Friday, November 27, 2009

FOREX-Yen, dollar jump on Dubai woes; Japan warns on FX

* Yen hits another 14-year high on dollar, through 85 yen

* Pro-risk trades unwound on concerns about Dubai debt

* Japan finmin raises prospect of G7 joint statement on FX

* But FX and other assets steady, recover some ground

(Updates prices, adds quotes)

By Jamie McGeever

LONDON, Nov 27 (Reuters) - The yen hit a 14-year high versus the dollar and rallied broadly on Friday, while the dollar jumped against most other currencies as investors cut carry trades and risk exposure on concern about Dubai's debt problems.

Japan signalled growing discomfort with the yen's surge -- it briefly broke the 85 yen per dollar level -- and suggested it would be open to a Group of Seven joint statement on currencies to cool the rally.

Market sources said the Bank of Japan checked exchange rates earlier in Asian trading with Japanese commercial banks, raising fears of outright intervention, although analysts say this is unlikely right now.

But the speed and scale of dollar/yen's fall was such that a recovery was always likely, particularly after Japan's Finance Minister Hirohisa Fujii said the moves were "extreme" and it was possible Japan could respond.

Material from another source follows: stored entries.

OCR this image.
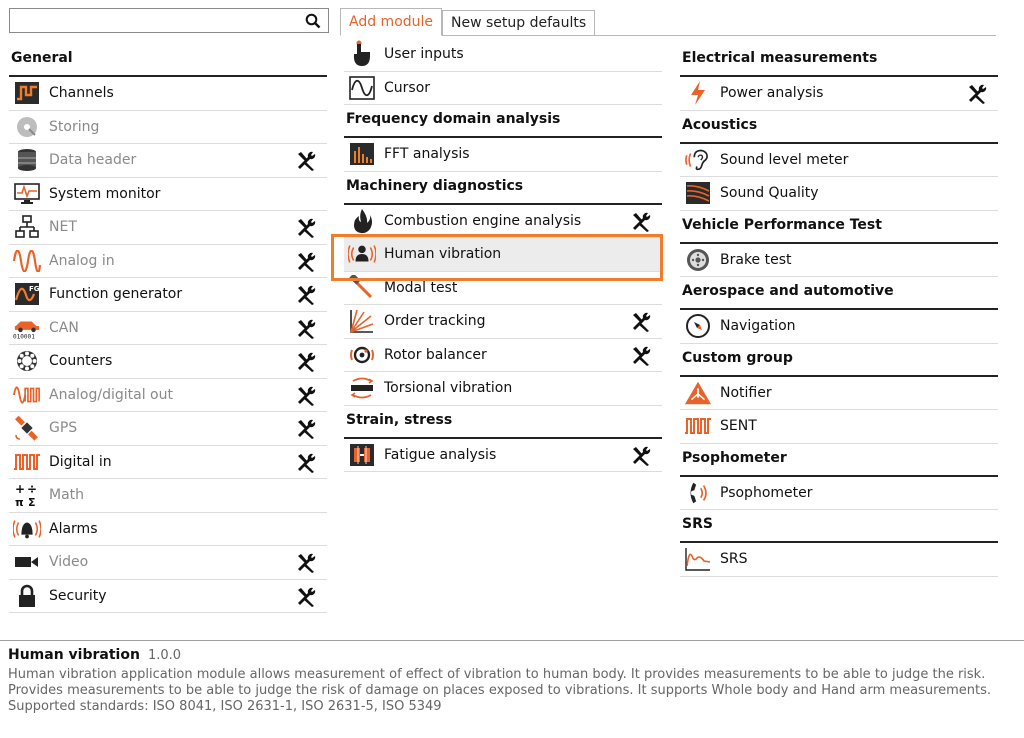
Add module	New setup defaults
General
Channels
Storing
Data header
System monitor
NET
Analog in
FG Function generator
010001
CAN
Counters
Analog/digital out
GPS
Digital in
+ ÷
π Σ Math
Alarms
Video
Security
User inputs
Cursor
Frequency domain analysis
FFT analysis
Machinery diagnostics
Combustion engine analysis
Human vibration
Modal test
Order tracking
Rotor balancer
Torsional vibration
Strain, stress
Fatigue analysis
Electrical measurements
Power analysis
Acoustics
Sound level meter
Sound Quality
Vehicle Performance Test
Brake test
Aerospace and automotive
Navigation
Custom group
Notifier
SENT
Psophometer
Psophometer
SRS
SRS
Human vibration 1.0.0
Human vibration application module allows measurement of effect of vibration to human body. It provides measurements to be able to judge the risk.
Provides measurements to be able to judge the risk of damage on places exposed to vibrations. It supports Whole body and Hand arm measurements.
Supported standards: ISO 8041, ISO 2631-1, ISO 2631-5, ISO 5349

The sharp declines in other markets were also reversed or pared back by mid-morning London trading. European stocks were flat on the day, having fallen at the open .FTEU3 on easing concerns over European banks' exposure to Dubai's debt crisis.

French banks said they had limited exposure to the debt crisis to the Dubai debt crisis and Bank of Italy Director General Fabrizio Saccomanni said Italian banks had "very limited" exposure.

Dubai struggled to ease fears of debt default on Thursday after its move to delay repayments at two flagship firms shook confidence in the Middle East and raised the prospect of further huge debt write-offs for banks. [ID:nGEE5AO2FN]

"FX markets are nervous as Dubai debt contagion fears fuelled a flight to quality bid, which favoured the dollar. The yen benefited via the crosses, but FX intervention risk rose significantly overnight," said Russell Bloom, analyst at Action Economics in London.

"But early liquidation of speculative positions has been absorbed by those placing their faith in BoJ action," he said.

The dollar fell as far as 84.82 yen JPY=, its weakest since 1995 and ever closer to its record low of 79.75, before pulling back up to 86.80 yen at 1045 GMT, up 0.4 percent on the day.